What are the migrants doing at the Eastern (Keleti) Railway Station in Budapest?
They want to take a train to Western Europe, Wien (Austria) and Munich (Germany). Also the Hungarian government created transition zones for the migrants in two railway stations, the Eastern (Keleti) and the Western (Nyugati). Trains arriving from the Serbian border arrive to the latter, but it is less crowded. There is talk about moving the transition zones away from the railway stations.

Why are Hungarian authorities not allowing migrants to take a train to Germany?
They cannot, according to the 3rd. Dublin Agreement. Asylum seekers have to stay where they asked for asylum, and if they leave that state during the process, they can be sent back to that country.

But they did let migrants go on Monday, what has changed?
Germany’s stance has seemingly changed. Angela Merkel said on Monday that Germany would not send back Syrian asylum seekers. Hungarian authorities in response let several thousand migrants to get on trains bound for Austria. Merkel later pointed out that the 3rd Dublin Agreement is still valid, so while they won’t send back Syrians who make it to Germany, they still expect the other states that signed the Agreement to stop them from going there.

So who is the bad guy, Hungary or Germany?
Neither and both. Hungary’s best interest would be to let the migrants through the country ASAP, but also wants to stay on the good side of its most important economic partner and closest power hub, Germany. The latter wants to create an EU-level asylum system, and until then keep the Dublin rules, which accumulate the migrants in the countries on the EU border. Central and Eastern-European member states are clearly opposed to quota-based German suggestions.

But Hungary is building a razor-wire fence?
The Hungarian governing party, FIDESZ first said the fence is needed to stop the migrants. When it became obvious that they were still arriving in their thousands, FIDESZ said the fence served to direct them to choke points that would make it easier to register them. The protection of the border is also an important subject in internal politics. FIDESZ turned the migrant crisis into a huge national issue. Its move forced the liberal and left opposition to take sides with the refugees, which is clearly an unpopular position, meanwhile stole one of the main potential themes from the far right Jobbik.

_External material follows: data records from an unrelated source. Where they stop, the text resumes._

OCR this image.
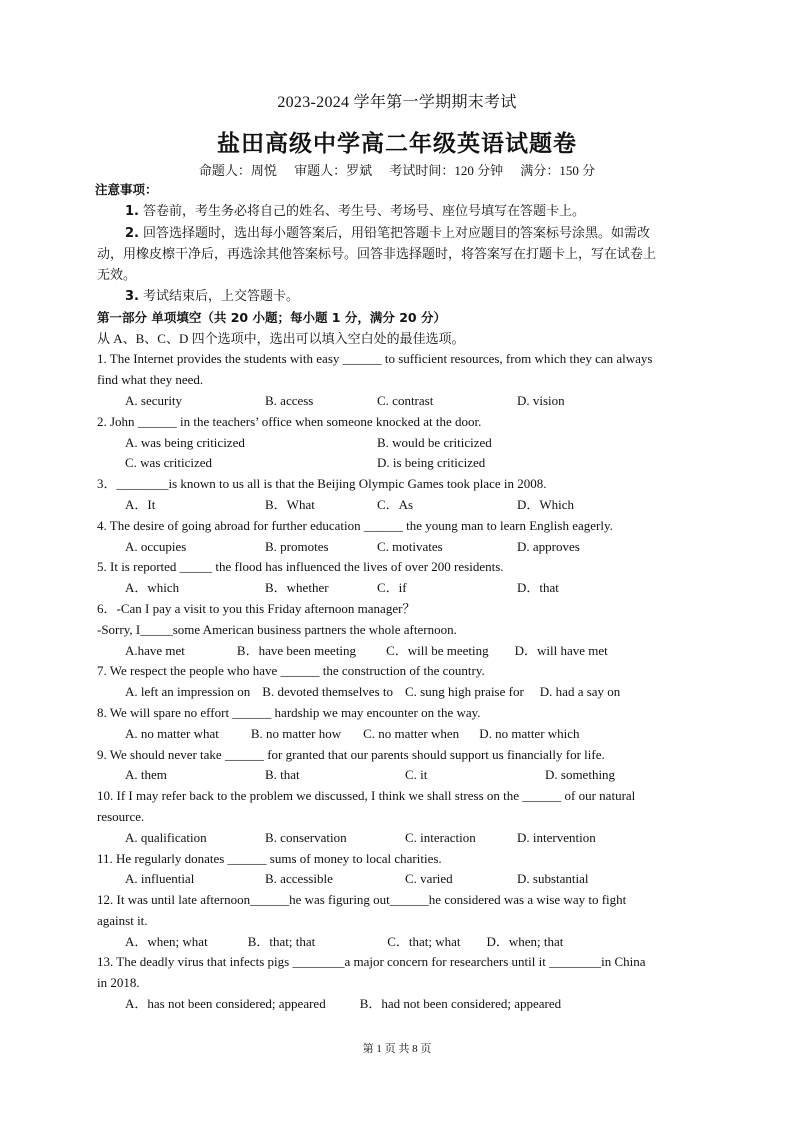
2023-2024 学年第一学期期末考试
盐田高级中学高二年级英语试题卷
命题人：周悦 审题人：罗斌 考试时间：120 分钟 满分：150 分
注意事项：
1. 答卷前，考生务必将自己的姓名、考生号、考场号、座位号填写在答题卡上。
2. 回答选择题时，选出每小题答案后，用铅笔把答题卡上对应题目的答案标号涂黑。如需改
动，用橡皮檫干净后，再选涂其他答案标号。回答非选择题时，将答案写在打题卡上，写在试卷上
无效。
3. 考试结束后，上交答题卡。
第一部分 单项填空（共 20 小题；每小题 1 分，满分 20 分）
从 A、B、C、D 四个选项中，选出可以填入空白处的最佳选项。
1. The Internet provides the students with easy ______ to sufficient resources, from which they can always
find what they need.
A. security	B. access	C. contrast	D. vision
2. John ______ in the teachers’ office when someone knocked at the door.
A. was being criticized	B. would be criticized
C. was criticized	D. is being criticized
3．________is known to us all is that the Beijing Olympic Games took place in 2008.
A．It	B．What	C．As	D．Which
4. The desire of going abroad for further education ______ the young man to learn English eagerly.
A. occupies	B. promotes	C. motivates	D. approves
5. It is reported _____ the flood has influenced the lives of over 200 residents.
A．which	B．whether	C．if	D．that
6．-Can I pay a visit to you this Friday afternoon manager？
-Sorry, I_____some American business partners the whole afternoon.
A.have met	B．have been meeting C．will be meeting D．will have met
7. We respect the people who have ______ the construction of the country.
A. left an impression on B. devoted themselves to C. sung high praise for D. had a say on
8. We will spare no effort ______ hardship we may encounter on the way.
A. no matter what B. no matter how C. no matter when D. no matter which
9. We should never take ______ for granted that our parents should support us financially for life.
A. them	B. that	C. it	D. something
10. If I may refer back to the problem we discussed, I think we shall stress on the ______ of our natural
resource.
A. qualification	B. conservation	C. interaction	D. intervention
11. He regularly donates ______ sums of money to local charities.
A. influential	B. accessible	C. varied	D. substantial
12. It was until late afternoon______he was figuring out______he considered was a wise way to fight
against it.
A．when; what	B．that; that	C．that; what D．when; that
13. The deadly virus that infects pigs ________a major concern for researchers until it ________in China
in 2018.
A．has not been considered; appeared	B．had not been considered; appeared
第 1 页 共 8 页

So how does Hungary treat the migrants?
Hungarian journalists disguised as migrants went through most of the process asylum seekers are subjected to after being detained by the police. They described the conditions as minimal, but bearable. Members of the authorities were described as jaded, grumpy but not hostile and in the end humane. On the other hand in the Budapest transit zones migrants only receive bread and water from the authorities, and they are not supposed to wash themselves at the taps. Services do not include medical assistance, which is only available from NGOs. Several civil groups are trying to help the migrants, particularly children.